Tomasina laughed. “You said that yesterday, about peonies.”
Was that only yesterday? Though he’d slept barely two hours the night before, he was wide awake as they sat in the kitchen, consuming a bewildering range of foodstuffs.
“My mother,” said Merry, “gets weepy every time she sees that painting of Saint Francis. It’s magnificent, obviously, but you know, I think she sees in it her lost opportunity to convert for my dad, be the good Catholic wife. Not that she’d say so.”
“Which picture is that?” asked Nick.
“The huge Bellini.” She pushed back her chair, stood, and struck a beatific pose, arms spread, palms out, eyes toward the ceiling. “The painting is a whole cosmos unto itself, every single leaf and flower and cloud a tiny masterpiece. Like the painter is pointing everywhere at once, telling you, God created this and this and, dude, can you believe it, even this!” She looked at Tomasina. “Do you remember the donkey?’
“I do. Morty loved that donkey.”
“Now that you mention it,” said Merry, “I have a feeling he’s the one who brought it to my attention. Though we never saw it together.”
Nick’s focus shifted to Dani, who looked back and forth between the women not as if they were daft and snockered but with a cheerful, boyish wonder.

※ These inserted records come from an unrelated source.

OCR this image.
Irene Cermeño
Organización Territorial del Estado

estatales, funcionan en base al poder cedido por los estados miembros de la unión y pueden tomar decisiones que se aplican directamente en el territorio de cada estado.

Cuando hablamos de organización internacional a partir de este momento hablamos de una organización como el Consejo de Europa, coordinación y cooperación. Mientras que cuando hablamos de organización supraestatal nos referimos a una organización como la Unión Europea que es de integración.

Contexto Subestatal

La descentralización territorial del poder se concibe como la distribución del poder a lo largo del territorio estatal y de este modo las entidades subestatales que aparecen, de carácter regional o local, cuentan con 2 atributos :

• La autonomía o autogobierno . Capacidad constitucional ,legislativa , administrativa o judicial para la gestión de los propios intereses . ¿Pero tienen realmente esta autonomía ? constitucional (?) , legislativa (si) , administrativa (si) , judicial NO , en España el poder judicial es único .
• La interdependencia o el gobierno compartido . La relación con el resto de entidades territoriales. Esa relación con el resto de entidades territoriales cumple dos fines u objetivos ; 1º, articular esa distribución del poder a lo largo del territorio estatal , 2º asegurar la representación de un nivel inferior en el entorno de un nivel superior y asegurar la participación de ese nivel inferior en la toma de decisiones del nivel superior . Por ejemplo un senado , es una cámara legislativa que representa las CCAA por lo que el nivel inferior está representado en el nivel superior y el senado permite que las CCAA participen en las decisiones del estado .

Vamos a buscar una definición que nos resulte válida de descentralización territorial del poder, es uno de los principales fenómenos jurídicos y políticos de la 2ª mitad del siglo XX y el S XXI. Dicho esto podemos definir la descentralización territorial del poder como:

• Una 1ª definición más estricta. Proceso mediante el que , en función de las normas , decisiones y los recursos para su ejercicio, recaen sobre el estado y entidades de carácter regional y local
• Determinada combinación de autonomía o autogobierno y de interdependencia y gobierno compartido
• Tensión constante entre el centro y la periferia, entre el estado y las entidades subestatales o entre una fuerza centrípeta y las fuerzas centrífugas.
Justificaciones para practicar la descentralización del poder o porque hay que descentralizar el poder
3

From fathers and art and donkeys, the conversation meandered to living in the city versus living in the country, to the difficulty of making a decent living in any creative or independent enterprise.

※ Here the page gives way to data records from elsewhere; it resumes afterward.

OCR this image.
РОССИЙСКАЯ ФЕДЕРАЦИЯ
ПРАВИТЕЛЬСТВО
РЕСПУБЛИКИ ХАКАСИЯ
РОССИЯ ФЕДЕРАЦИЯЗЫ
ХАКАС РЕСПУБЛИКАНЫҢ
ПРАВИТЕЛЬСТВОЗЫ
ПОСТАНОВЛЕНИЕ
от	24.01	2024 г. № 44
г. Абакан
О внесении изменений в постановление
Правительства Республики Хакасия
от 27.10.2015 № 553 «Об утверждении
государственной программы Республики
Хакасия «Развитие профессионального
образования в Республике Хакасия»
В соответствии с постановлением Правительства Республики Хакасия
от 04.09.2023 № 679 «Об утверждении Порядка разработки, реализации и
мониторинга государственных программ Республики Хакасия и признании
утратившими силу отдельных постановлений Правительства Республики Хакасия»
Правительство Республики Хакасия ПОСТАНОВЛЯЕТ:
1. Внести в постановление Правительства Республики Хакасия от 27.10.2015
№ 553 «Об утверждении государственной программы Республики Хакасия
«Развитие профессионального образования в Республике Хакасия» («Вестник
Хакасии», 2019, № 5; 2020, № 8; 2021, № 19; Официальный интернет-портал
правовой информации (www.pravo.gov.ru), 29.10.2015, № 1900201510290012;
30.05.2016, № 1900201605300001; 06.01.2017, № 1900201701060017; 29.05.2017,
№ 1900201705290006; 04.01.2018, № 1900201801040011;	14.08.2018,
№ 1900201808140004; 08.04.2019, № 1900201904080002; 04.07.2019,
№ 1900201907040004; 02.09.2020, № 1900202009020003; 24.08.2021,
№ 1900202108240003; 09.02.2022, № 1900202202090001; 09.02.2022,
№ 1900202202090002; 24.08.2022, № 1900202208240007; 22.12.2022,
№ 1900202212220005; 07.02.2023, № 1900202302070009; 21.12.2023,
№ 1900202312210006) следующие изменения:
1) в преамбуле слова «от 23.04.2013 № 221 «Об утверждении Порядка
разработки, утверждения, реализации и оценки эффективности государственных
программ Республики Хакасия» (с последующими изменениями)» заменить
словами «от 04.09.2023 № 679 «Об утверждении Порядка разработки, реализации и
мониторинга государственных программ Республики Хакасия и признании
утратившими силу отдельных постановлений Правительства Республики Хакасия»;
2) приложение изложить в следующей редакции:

“Unless you’re a film stah,” Merry said in a dime-store British accent, smiling at Nick.
“I did have my decade of cadging and scrimping.” He tried not to sound defensive.
“A whole decade,” said Merry. “Poor you! So tell me this, star man. What was the craziest, most jackassed thing you ever did to get ahead?”
Nick stared at her for a moment. Not a single interviewer, over the months of campaigning for Taormina, had ever asked him a question like that. Along that circuit, there was an implicit code of courtesy, a no-fly zone. Even Deirdre’s history of toppling off the wagon was clearly taboo.
“That’s easy,” he said. “Decide to spend the weekend here.”
The others laughed, and someone uncorked another bottle of wine.
Then it started: the questions about his favorite roles, the perks he gets, the attention from strangers. He didn’t mind their curiosity, though he was grateful nobody asked if he has a girlfriend. When they asked him about the Oscars (and he told them how tediously regimented the whole affair turns out to be), he was almost surprised that Merry didn’t come up with something like “Whatever happened to that blonde on your arm, the one in that spectacular purple gown?” How well he remembered that gown, the complex fuss required to get it off Kendra’s body after four hours of manic celebration.
Merry, he suspects, is a woman who works so hard at what she loves that she has forgotten to attend to other passions. But what does he know? And who is he to take a pitying stance toward someone who hasn’t figured that bit out?
After reading Deirdre’s note, he sets the phone aside to take off his shoes. Then he sits on the couch and, bracing himself, opens the first message from Si.
News from Andrew: Toby Feld may be off the project.
His second: The kid is out of the picture. This is not good. Nobody blaming you, btw.
Which means that surely somebody is.
He skips over other, less important senders en route to Si’s next missive, sent an hour after the second: See this, from Andrew.
Forwarded is a message from the almighty pontiff: Losing the boy was fortuitous. The animation will carry those scenes.
“Fortuitous?” he hears himself utter. That’s it?